Pakistan Prime Minister Shehbaz Sharif
Pakistan Prime Minister Shehbaz Sharif Image Credit: AP

Islamabad: Opposition leader Shehbaz Sharif was elected as the 23rd prime minister of Pakistan after 174 lawmakers voted in his favour as the party of former prime minister Imran Khan boycotted the election.

Sharif became PM following the removal of Imran Khan in a vote of no confidence.

As the parliamentarians gathered at the National Assembly to elect the country’s new prime minister, the lawmakers of Khan’s Pakistan Tehreek-e-Insaf (PTI) resigned en masse and walked out of the National Assembly of Pakistan.

PML-N’s Ayaz Sadiq presided over the session after Deputy Speaker Qasim Suri said his conscience did not allow him to conduct the session. “Mian Mohammed Shehbaz Sharif has secured 174 votes,” Sadiq announced.

In his inaugural address to the house as the prime minister, Shehbaz said it was the first time in Pakistan's history that a no-confidence motion against a prime minister had been successful. Shehbaz said it was a "big day" for the entire nation when a “selected prime minister” was sent packing in a legal and constitutional manner. Shehbaz Sharif vowed to bring down inflation and promised relief to the people.

In his first major announcement, he raised the minimum wage to Rs25,000 and 10 per cent increase in salaries of all those earning less than Rs100,000 monthly. He also announced laptops for youth. Sharif also announced arranging an in-camera briefing to discuss the “document” that former prime minister Imran Khan’s government said was “evidence of foreign conspiracy and linked with no-confidence motion aimed at regime change in Pakistan.”

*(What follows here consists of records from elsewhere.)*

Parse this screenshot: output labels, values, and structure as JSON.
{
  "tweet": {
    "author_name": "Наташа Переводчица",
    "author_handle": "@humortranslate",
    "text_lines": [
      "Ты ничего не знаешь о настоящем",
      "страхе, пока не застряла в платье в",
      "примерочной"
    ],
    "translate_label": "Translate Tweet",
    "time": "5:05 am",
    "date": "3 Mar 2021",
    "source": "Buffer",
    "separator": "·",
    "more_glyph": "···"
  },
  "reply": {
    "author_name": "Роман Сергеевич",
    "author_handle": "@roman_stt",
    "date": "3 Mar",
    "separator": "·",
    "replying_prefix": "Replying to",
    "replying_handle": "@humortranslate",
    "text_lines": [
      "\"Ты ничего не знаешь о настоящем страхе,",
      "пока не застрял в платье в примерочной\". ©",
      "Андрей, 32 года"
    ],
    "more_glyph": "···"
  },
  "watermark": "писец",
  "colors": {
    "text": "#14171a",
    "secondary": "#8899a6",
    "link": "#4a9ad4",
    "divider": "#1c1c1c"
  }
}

Sharif said the services chiefs, DG ISI, the Foreign Secretary and the Ambassador to the US will be invited to the briefing.

The 70-year-old leader hails from a family of industrialists and a political dynasty. Shehbaz Sharif has served as Punjab's chief minister three times. He is the younger brother of three-time former prime minister Nawaz Sharif who had been convicted in corruption cases by the court and barred from holding public office for life.

The new prime minister’s swearing-in ceremony will be held later on Monday.

Earlier, Shah Mehmoud Qureshi, who was the PTI’s candidate for prime minister, said the people of Pakistan had decided to reject the coalition of opposition parties and “do not want to participate in a sin to legitimise an illegitimate government,” Qureshi said in his speech on the floor of the House.

PTI has demanded fresh elections and going to the public to end the political uncertainty following the no-confidence motion which the PTI members term an “imposed regime” and link the motion with “foreign conspiracy.”

PTI announced resignations after a massive, unprecedented public demonstration on Sunday night in several cities of Pakistan in support of Imran Khan, signalling PTI’s growing popularity among the masses.

Imran Khan became the first Pakistani Prime Minister to lose a no-confidence vote after opposition parties secured 174 votes in the 342-seat assembly in support of the no-confidence motion that the country’s Supreme Court had said must be held on Saturday. The motion was first brought last week but

Khan’s government blocked it and dissolved the parliament.